Brood parasites, often vilified as “cheats” have fascinated naturalists since ancient times and inspired the likes of Darwin and Shakespeare with their unique reproductive strategy. In the case of obligate brood parasitism, a species’ entire survival relies on the parental care of another, unsuspecting host species. Brood parasitic relationships have evolved in several animal groups exhibiting parental care, including insects, fish, and birds, with the latter providing fascinating case studies of the complex evolutionary arms race occurring between parasites and their hosts. As parasites adapt to camouflage their eggs and young within host nests, the hosts exhibit remarkable counter adaptations, including egg recognition and counting, that protect their own reproductive efforts from the nest invaders. Dr. Weaver will discuss this fascinating system and present case studies from his own research involving the coevolution of cowbirds and their hosts in the Dominican Republic and Montana.

A pendulating Village Weaver at his nest. (photo courtesy of Pablo Weaver)

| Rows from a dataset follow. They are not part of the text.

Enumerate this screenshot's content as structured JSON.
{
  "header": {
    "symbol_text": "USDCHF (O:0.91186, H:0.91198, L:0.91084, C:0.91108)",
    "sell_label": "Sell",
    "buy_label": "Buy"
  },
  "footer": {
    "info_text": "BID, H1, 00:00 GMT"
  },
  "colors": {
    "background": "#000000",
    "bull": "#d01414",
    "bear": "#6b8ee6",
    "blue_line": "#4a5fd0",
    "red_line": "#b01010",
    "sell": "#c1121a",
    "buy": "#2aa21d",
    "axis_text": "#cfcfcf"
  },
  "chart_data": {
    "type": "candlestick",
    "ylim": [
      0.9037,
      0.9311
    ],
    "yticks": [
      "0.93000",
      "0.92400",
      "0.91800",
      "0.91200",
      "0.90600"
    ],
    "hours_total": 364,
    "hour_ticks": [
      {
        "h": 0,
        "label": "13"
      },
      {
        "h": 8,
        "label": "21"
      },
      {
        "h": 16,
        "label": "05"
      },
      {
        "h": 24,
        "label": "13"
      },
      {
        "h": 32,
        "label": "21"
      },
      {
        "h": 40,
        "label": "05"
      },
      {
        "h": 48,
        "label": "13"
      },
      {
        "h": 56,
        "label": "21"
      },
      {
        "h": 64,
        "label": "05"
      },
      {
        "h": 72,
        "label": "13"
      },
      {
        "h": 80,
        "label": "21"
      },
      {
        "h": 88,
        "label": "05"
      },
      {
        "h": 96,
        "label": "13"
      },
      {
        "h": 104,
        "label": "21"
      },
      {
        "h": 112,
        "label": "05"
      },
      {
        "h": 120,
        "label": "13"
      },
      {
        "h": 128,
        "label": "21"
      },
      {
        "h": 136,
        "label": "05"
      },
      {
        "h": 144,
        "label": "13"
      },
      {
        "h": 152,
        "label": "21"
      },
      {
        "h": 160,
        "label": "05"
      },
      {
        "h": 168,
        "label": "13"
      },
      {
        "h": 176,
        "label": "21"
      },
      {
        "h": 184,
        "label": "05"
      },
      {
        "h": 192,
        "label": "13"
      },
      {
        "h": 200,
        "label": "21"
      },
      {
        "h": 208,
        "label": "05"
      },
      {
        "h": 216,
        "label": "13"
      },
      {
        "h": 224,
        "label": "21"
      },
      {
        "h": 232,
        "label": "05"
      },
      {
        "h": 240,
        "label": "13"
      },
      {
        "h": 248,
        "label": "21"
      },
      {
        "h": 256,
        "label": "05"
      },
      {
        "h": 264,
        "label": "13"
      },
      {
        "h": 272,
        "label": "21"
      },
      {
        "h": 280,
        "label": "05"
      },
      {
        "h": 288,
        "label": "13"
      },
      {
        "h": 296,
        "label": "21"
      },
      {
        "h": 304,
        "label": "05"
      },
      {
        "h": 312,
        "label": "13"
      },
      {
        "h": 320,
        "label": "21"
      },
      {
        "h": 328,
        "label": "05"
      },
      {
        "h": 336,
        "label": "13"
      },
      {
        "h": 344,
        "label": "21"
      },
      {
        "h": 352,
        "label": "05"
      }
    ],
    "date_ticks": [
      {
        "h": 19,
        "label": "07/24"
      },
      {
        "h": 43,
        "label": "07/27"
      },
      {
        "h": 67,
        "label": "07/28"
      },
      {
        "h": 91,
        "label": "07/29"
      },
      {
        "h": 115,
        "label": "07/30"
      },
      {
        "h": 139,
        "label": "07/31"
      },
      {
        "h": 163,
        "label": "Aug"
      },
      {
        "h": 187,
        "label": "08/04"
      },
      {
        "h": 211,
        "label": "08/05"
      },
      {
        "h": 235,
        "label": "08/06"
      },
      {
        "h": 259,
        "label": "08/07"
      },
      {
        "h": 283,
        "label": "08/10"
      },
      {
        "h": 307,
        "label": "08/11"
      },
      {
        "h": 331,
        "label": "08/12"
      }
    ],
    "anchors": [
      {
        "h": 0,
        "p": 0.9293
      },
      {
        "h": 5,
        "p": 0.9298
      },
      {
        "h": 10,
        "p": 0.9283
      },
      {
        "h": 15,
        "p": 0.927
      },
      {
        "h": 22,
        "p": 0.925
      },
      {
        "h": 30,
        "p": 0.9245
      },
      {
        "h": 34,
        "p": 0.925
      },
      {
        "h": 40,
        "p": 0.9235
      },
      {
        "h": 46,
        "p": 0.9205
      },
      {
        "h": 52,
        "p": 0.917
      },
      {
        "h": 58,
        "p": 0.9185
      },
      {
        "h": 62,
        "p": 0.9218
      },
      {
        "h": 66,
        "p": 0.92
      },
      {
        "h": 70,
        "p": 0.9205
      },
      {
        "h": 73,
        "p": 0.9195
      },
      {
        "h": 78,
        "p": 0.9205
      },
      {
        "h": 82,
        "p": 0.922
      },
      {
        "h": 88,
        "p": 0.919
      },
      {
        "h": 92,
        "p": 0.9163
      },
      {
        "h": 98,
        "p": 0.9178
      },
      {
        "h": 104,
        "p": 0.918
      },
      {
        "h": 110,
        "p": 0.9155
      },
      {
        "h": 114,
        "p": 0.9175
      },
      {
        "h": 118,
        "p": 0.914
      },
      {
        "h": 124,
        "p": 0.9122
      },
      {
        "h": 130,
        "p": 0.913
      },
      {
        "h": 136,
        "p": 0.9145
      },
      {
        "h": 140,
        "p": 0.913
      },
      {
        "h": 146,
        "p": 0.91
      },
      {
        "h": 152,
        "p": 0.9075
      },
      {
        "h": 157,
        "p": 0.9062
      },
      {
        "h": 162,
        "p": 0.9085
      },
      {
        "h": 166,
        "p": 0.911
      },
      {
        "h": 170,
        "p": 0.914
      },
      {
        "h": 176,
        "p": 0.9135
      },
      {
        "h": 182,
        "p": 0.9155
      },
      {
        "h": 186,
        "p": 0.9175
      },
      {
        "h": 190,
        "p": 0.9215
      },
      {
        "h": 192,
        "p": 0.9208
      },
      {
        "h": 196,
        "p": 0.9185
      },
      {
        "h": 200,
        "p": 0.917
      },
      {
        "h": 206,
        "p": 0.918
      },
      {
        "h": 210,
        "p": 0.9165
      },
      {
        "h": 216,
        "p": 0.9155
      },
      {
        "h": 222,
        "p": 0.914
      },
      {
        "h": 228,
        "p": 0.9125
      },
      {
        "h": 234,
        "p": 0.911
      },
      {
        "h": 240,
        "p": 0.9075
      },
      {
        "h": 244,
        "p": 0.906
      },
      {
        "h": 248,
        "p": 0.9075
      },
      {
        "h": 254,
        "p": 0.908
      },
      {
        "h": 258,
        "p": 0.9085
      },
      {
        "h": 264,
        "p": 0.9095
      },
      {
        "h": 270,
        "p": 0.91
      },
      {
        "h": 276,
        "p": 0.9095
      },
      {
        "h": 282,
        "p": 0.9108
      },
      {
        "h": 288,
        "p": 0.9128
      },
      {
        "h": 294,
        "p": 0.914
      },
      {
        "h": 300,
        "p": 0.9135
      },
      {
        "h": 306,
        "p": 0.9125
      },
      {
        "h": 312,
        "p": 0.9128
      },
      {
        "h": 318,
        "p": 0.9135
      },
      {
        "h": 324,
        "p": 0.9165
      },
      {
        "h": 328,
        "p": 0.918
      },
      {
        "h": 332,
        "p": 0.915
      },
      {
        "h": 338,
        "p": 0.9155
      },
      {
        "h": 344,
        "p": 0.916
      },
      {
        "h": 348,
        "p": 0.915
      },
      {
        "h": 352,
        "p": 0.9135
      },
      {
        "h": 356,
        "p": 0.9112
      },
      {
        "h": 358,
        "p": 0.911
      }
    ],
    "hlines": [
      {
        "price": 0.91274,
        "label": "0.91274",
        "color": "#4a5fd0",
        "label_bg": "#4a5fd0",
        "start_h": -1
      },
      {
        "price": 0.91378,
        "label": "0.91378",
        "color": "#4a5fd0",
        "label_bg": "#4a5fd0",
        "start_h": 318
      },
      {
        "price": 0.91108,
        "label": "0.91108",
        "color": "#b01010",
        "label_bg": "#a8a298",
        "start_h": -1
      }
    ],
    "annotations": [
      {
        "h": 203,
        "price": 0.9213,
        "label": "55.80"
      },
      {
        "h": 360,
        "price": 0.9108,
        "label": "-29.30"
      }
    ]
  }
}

Dr. Pablo Weaver is an Associate Professor of Biology at the University of La Verne & the Director of the Neher Montana Research Station. His broad interests include biogeography, ecology, and evolutionary biology. He has several active areas of research, including work with birds and freshwater fishes in both the West Indies and in Montana. His research in the West Indies deals with fundamental questions of biogeography and evolution on islands and how the processes of natural and sexual selection shape diversity. In Montana, he studies the effects of mining and heavy metal contamination on aquatic communities, as well as interactions between parasitic cowbirds and Mountain Bluebirds.